2018-02-23 19:52 GMT+09:00 Greg Kroah-Hartman <[email protected]>:
> On Fri, Feb 23, 2018 at 07:13:50PM +0900, Seunghun Han wrote:
>> I am Seunghun Han and a senior security researcher at National Security
>> Research Institute of South Korea.
>>
>> I found a critical security issue which can make kernel panic in userspace.
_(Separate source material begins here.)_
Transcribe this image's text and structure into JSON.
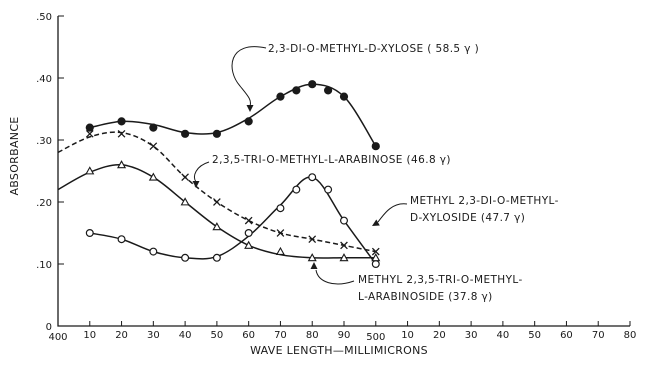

>> After analyzing the issue carefully, I found that MCE driver in the kernel
>> has a problem which can be occurred in SMP environment.
>>
>> The check_interval file in
>> /sys/devices/system/machinecheck/machinecheck<cpu number> directory is a
>> global timer value for MCE polling. If it is changed by one CPU, MCE driver
>> in kernel calls mce_restart() function and broadcasts the event to other
>> CPUs to delete and restart MCE polling timer.
>>
>> The __mcheck_cpu_init_timer() function which is called by mce_restart()
>> function initializes the mce_timer variable, and the "lock" in mce_timer is
>> also reinitialized. If more than one CPU write a specific value to
>> check_interval file concurrently, one can initialize the "lock" in mce_timer
>> while the others are handling "lock" in mce_timer. This problem causes some
>> synchronization errors such as kernel panic and kernel hang.
>>
>> It is a critical security problem because the attacker can make kernel panic
>> by writing a value to the check_interval file in userspace, and it can be
>> used for Denial-of-Service (DoS) attack.
>
> As only root can write to that file, it's not that critical of an issue,
> but yes, this is a problem. Nice find and fix.
I agree with your opinion.
Thank you for your advice.
Best regards.
Seunghun.
>>
>> To fix this problem, I changed the __mcheck_cpu_init_timer() function to
>> reuse mce_timer instead of initializing it. The purpose of the function is
>> to restart the timer and it can be archived by calling
>>
>> Signed-off-by: Seunghun Han <[email protected]>
>
> Cc: stable <[email protected]>
> Acked-by: Greg Kroah-Hartman <[email protected]>
>
On Mon, Feb 26, 2018 at 05:05:04AM +0900, Seunghun Han wrote:
> >> It is a critical security problem because the attacker can make kernel panic
> >> by writing a value to the check_interval file in userspace, and it can be
> >> used for Denial-of-Service (DoS) attack.
> >
> > As only root can write to that file, it's not that critical of an issue,
> > but yes, this is a problem. Nice find and fix.
This is still the wrong fix. You need to:
1. check the old value of check_interval in store_int_with_restart() and
exit early if it is the same.
2. have mce_restart() grab a newly defined mutex, say, mce_sysfs_mutex
or so, which synchronizes all CPUs so that their timers get deleted and
reinitialized in the proper order.
Thx.
--
Regards/Gruss,
Boris.
Good mailing practices for 400: avoid top-posting and trim the reply.
Hello, Borislav.
2018-02-28 18:32 GMT+09:00 Borislav Petkov <[email protected]>:
> On Mon, Feb 26, 2018 at 05:05:04AM +0900, Seunghun Han wrote:
>> >> It is a critical security problem because the attacker can make kernel panic
>> >> by writing a value to the check_interval file in userspace, and it can be
>> >> used for Denial-of-Service (DoS) attack.
>> >
>> > As only root can write to that file, it's not that critical of an issue,
>> > but yes, this is a problem. Nice find and fix.
>
> This is still the wrong fix. You need to:
>
> 1. check the old value of check_interval in store_int_with_restart() and
> exit early if it is the same.
>
> 2. have mce_restart() grab a newly defined mutex, say, mce_sysfs_mutex
> or so, which synchronizes all CPUs so that their timers get deleted and
> reinitialized in the proper order.
Thank you for your advice.
I will change my patch like that and send it again.
Best regard.
Seunghun.
>
> Thx.
>
> --
> Regards/Gruss,
> Boris.
>
> Good mailing practices for 400: avoid top-posting and trim the reply.